竜王山(関西篇)

*大阪へ行ったついでに子どもの頃に歩いたことのある里山をいくつか歩いてきました。それはもう昔々、半世紀も前のこと、しかもがやがやと遠足気分で連れられて登った山なので、桐生の地元でも滅多にしないひとり歩き、上手くゆきましたらお慰み。

まずは日本中の龍を呼び集めて雨乞いをしたと伝えられる竜王山。茨木市の奥にある山で大阪平野の北側、京都を囲む山並の最初の立ち上がりでかつては昼夜の寒暖差を利用した寒天作りが盛んでした。
駅前から小一時間バスに揺られて終点の忍頂寺下車。竜王山参道の石段を登ります。団栗と落葉に覆われた緩やかな山道はすぐに舗装道と合流し、折からの大寒波の到来でうっすら雪が残っている林道をしばらく進みます。途中蛙岩なる大岩があり、大きな岩があればそれを何かに見立てて名づけたり、その場所に神を祀るのは人間の本能なのでしょう。右手の明るい笹色と枯木の向こうにときどき大阪平野が霞む静かな道です。

細い杉林に入ると左斜面は大石が目立つ幽玄な景観になり、祠や石碑が立ち並ぶようになります。特に割れ目のある大岩は岩刀山(いわたちやま)と呼ばれこの割れ目からは薬師如来が出現したのだとか。このあたりから宝池寺まではもう竜王碑のオンパレード、八大竜王といいますが八つどころではありません。
八葉蓮宝池はたっぷりと水をたたえ、中央に八大竜王権現が祀られてここで雨乞いの経法が行われたそうで、寺宝は龍の骨。森閑とした場所でほんとうに池から何かが現われ出るような雰囲気です。

雨や雪になると困るのでそそくさと手を合わせ裏側の山道へ。

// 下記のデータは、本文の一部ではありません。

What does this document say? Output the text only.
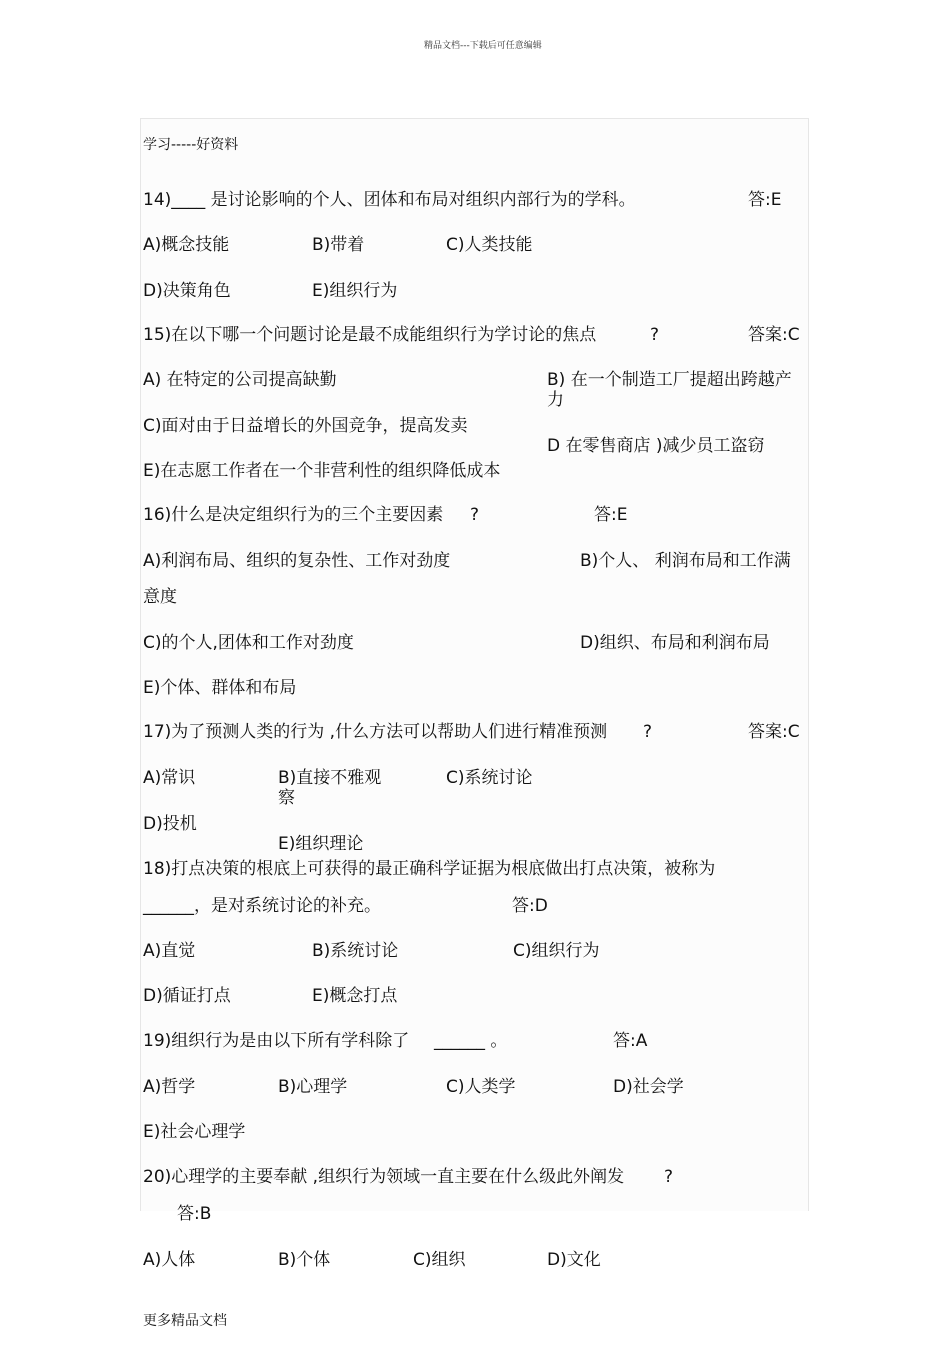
精品文档---下载后可任意编辑
学习-----好资料
14)____ 是讨论影响的个人、团体和布局对组织内部行为的学科。	答:E
A)概念技能	B)带着	C)人类技能
D)决策角色	E)组织行为
15)在以下哪一个问题讨论是最不成能组织行为学讨论的焦点	?	答案:C
A) 在特定的公司提高缺勤	B) 在一个制造工厂提超出跨越产力
C)面对由于日益增长的外国竞争，提高发卖
D 在零售商店 )减少员工盗窃
E)在志愿工作者在一个非营利性的组织降低成本
16)什么是决定组织行为的三个主要因素 ?	答:E
A)利润布局、组织的复杂性、工作对劲度	B)个人、 利润布局和工作满
意度
C)的个人,团体和工作对劲度	D)组织、布局和利润布局
E)个体、群体和布局
17)为了预测人类的行为 ,什么方法可以帮助人们进行精准预测 ?	答案:C
A)常识	B)直接不雅观察
C)系统讨论
D)投机
E)组织理论
18)打点决策的根底上可获得的最正确科学证据为根底做出打点决策，被称为
______，是对系统讨论的补充。	答:D
A)直觉	B)系统讨论	C)组织行为
D)循证打点	E)概念打点
19)组织行为是由以下所有学科除了 ______ 。	答:A
A)哲学	B)心理学	C)人类学	D)社会学
E)社会心理学
20)心理学的主要奉献 ,组织行为领域一直主要在什么级此外阐发 ?
答:B
A)人体	B)个体	C)组织	D)文化
更多精品文档
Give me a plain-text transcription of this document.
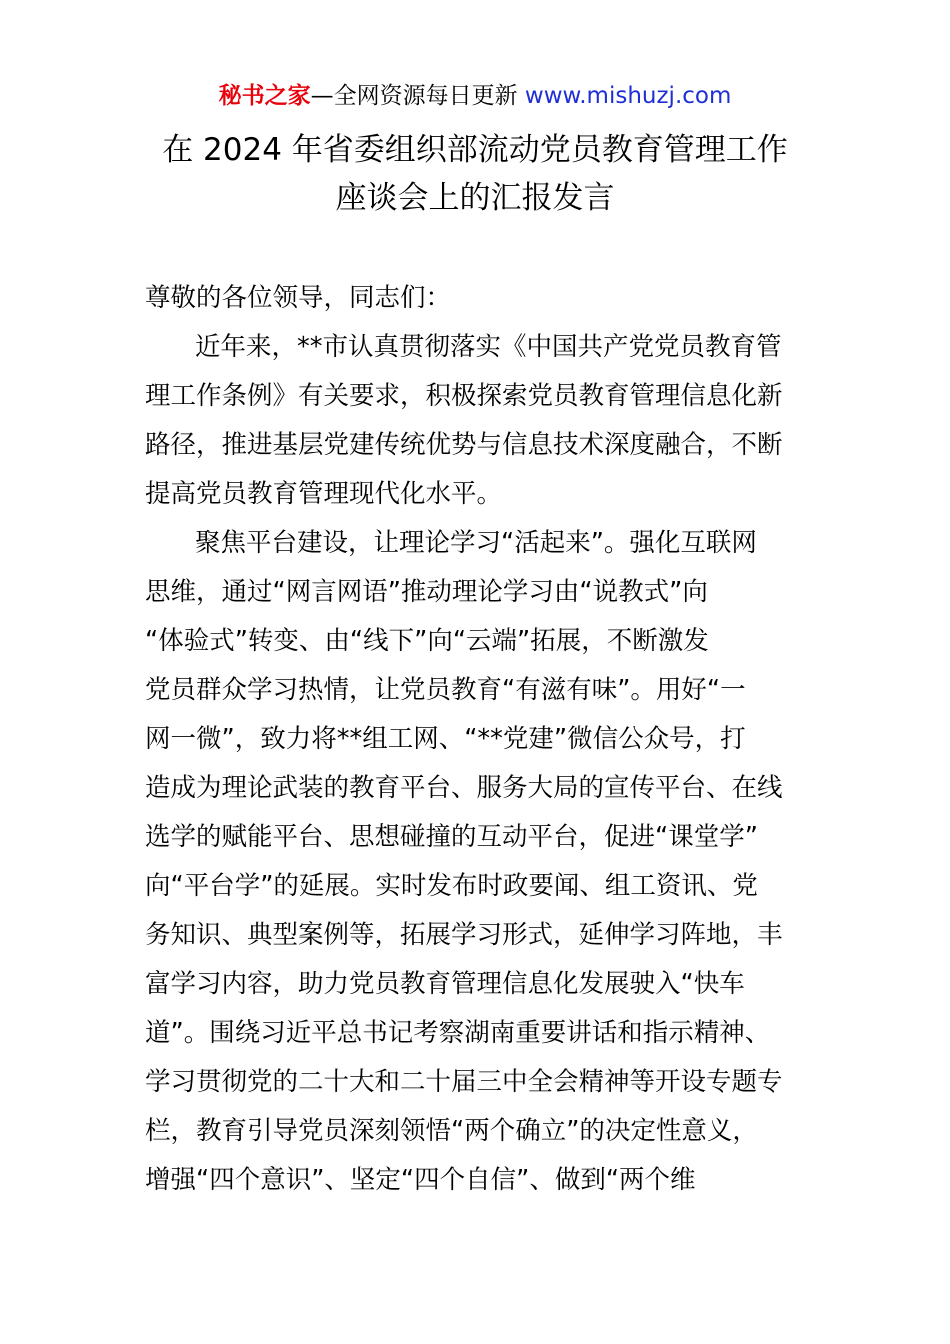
秘书之家—全网资源每日更新 www.mishuzj.com
在 2024 年省委组织部流动党员教育管理工作
座谈会上的汇报发言
尊敬的各位领导，同志们：
近年来，**市认真贯彻落实《中国共产党党员教育管
理工作条例》有关要求，积极探索党员教育管理信息化新
路径，推进基层党建传统优势与信息技术深度融合，不断
提高党员教育管理现代化水平。
聚焦平台建设，让理论学习“活起来”。强化互联网
思维，通过“网言网语”推动理论学习由“说教式”向
“体验式”转变、由“线下”向“云端”拓展，不断激发
党员群众学习热情，让党员教育“有滋有味”。用好“一
网一微”，致力将**组工网、“**党建”微信公众号，打
造成为理论武装的教育平台、服务大局的宣传平台、在线
选学的赋能平台、思想碰撞的互动平台，促进“课堂学”
向“平台学”的延展。实时发布时政要闻、组工资讯、党
务知识、典型案例等，拓展学习形式，延伸学习阵地，丰
富学习内容，助力党员教育管理信息化发展驶入“快车
道”。围绕习近平总书记考察湖南重要讲话和指示精神、
学习贯彻党的二十大和二十届三中全会精神等开设专题专
栏，教育引导党员深刻领悟“两个确立”的决定性意义，
增强“四个意识”、坚定“四个自信”、做到“两个维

広々と作られた道は満遍なく落葉に覆われて柔らかくしっとりと静かです。愛宕さまを過ぎ、狸のある分岐を右へほんのひと登りで山頂到着。
13mもある木製の展望台でゆったりと一服です。ここからは大阪平野一望。案内板では淡路島や若草山が見えるはずで、空も晴れ上がってはいるのですが、地表近くの空気が濃過ぎるのか眼下の山さえ滲んで遠くは霞むばかり。どなたもいらっしゃらないので聞くこともできずただただ空の青を眺めておりました。残念。ガイドブックにも判りにくいとある510mの三角点も見つけられずこれも残念。

山頂からは「車作」への標識に従って南の稜線を下ります。光の明るい檜の林に小鳥の鋭い声が響き、ときどき石段や木枠の段のあるよく踏まれた緩やかな道です。右斜面がいくらか緑の残る雑木になればすぐ鋪装道に出会います。
日陰にはいくらか雪が残りますが陽射しは暖かい。右側にこれから歩くつもりの対岸の阿武山への柔らかな稜線を眺め、林道が分岐したら「岩屋」方面へだらだらと登り返します。

庭先に真っ赤な南天の目立つ一軒家を過ぎ、しばらくして鋪装が途切れそのまま山道を進めば、見上げる高さまでそそり立つ苔むした岩壁が並んでいます。桓武天皇の兄の修行場だったと伝えられ石仏や石塔が祀られて、岩の割目を伝って上へ抜けるルートがあるそうですが勿論筆者には無理。幾度も見上げてその高さに感嘆しながら少し先の瀧不動を拝見。こちらも苔むした岩を一条の水が打ついかにもお不動さまに相応しい場所です。どの石像や祠にも、さっきのお宅の方でしょう、鮮やかな南天が捧げてありました。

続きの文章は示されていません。